Jim Hisert mi ha intervistato di recente e vorrei fare una breve recensione dell'intervista.
Prima di tutto vorrei ringraziare Jim per aver dedicato del tempo a concedermi questa intervista; lo apprezzo moltissimo. L’intervista si è svolta via e-mail, il che è molto diverso dalle tradizionali interviste di persona o al telefono. Onestamente, l’intervista mi è piaciuta perché ho potuto riflettere con calma sulle domande prima di rispondere. Non c’era alcuna fretta particolare nel rispondere, né mi sono sentito sotto pressione. L’intervista consisteva in tre domande, che esaminerò brevemente:
La prima domanda è stata:«Quando ti sei reso conto di essere interessato all’ingegneria?». Questa domanda mi ha fatto riflettere un po’ su quando e quale sia stata la prima cosa che mi ha davvero fatto interessare all’ingegneria. Questo mi ha permesso di ripensare a quando frequentavo la scuola superiore di Whitesboro, quando ho iniziato a conoscere l’ingegneria durante le lezioni di tecnologia. A quel tempo sapevo solo che l’ingegneria riguardava la costruzione e la progettazione e non avevo alcuna conoscenza scientifica o matematica alla base. Mi rendo conto di quanta strada ho fatto da allora e sono davvero orgoglioso di me stesso.

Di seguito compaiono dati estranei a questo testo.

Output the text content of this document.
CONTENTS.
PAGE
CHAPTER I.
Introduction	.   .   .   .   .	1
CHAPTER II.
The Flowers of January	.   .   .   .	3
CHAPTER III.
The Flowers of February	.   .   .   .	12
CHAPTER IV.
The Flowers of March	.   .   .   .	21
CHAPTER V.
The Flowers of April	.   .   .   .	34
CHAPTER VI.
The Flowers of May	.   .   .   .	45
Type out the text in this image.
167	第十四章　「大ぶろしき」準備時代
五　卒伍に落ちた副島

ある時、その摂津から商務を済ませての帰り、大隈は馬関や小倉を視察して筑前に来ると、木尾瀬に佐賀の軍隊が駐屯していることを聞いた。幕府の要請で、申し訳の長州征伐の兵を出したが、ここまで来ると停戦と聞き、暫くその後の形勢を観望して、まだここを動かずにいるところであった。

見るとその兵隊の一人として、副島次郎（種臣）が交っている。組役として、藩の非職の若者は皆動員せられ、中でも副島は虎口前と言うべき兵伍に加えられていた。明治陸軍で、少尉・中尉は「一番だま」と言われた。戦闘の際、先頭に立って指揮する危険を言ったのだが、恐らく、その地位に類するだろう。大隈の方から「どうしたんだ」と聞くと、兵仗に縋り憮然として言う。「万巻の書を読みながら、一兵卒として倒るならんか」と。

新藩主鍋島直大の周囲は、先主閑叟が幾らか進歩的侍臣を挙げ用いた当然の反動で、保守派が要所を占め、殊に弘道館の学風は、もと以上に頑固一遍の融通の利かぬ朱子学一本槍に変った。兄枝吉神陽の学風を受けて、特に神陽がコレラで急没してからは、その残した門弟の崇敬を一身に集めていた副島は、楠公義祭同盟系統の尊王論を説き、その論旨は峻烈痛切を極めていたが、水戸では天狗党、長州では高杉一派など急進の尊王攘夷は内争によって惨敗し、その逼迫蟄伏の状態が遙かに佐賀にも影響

La seconda domanda che mi ha posto è stata:«Quali altre competenze prevedi di sviluppare durante il tuo tirocinio presso Indium quest’estate?». Questa domanda mi ha fatto riflettere su quali competenze desidero migliorare, ma anche su quali ho già acquisito. Direi che questa domanda mi ha motivato ancora di più a migliorare quelle competenze. Tuttavia, vorrei precisare che quelle non sono le uniche competenze che desidero sviluppare. Infatti, vorrei sviluppare ogni tipo di competenza durante il mio tirocinio, anche quelle non particolarmente legate al mio ruolo o al tipo di lavoro che svolgo.
L’ultima domanda che Jim mi aveva posto era:«Hai qualche consiglio da dare agli studenti interessati a uno stage?». Credo che questa sia una domanda importante, su cui posso esprimermi a nome dei miei compagni. Capisco che alcuni studenti non siano del tutto sicuri di voler fare uno stage e preferiscano aspettare fino alla laurea perché hanno già un lavoro part-time. Oppure, semplicemente, so che per alcuni studenti può essere difficile ottenere uno stage. Tutti gli studenti dovrebbero essere interessati a un tirocinio, poiché rappresenta un importante punto di transizione tra la vita da studente e quella da lavoratore. Indipendentemente dalla professione che uno studente intende intraprendere, consiglio di svolgere un tirocinio in quell’ambiente prima della laurea, poiché renderà la transizione molto più agevole e vi consentirà di acquisire maggiore professionalità.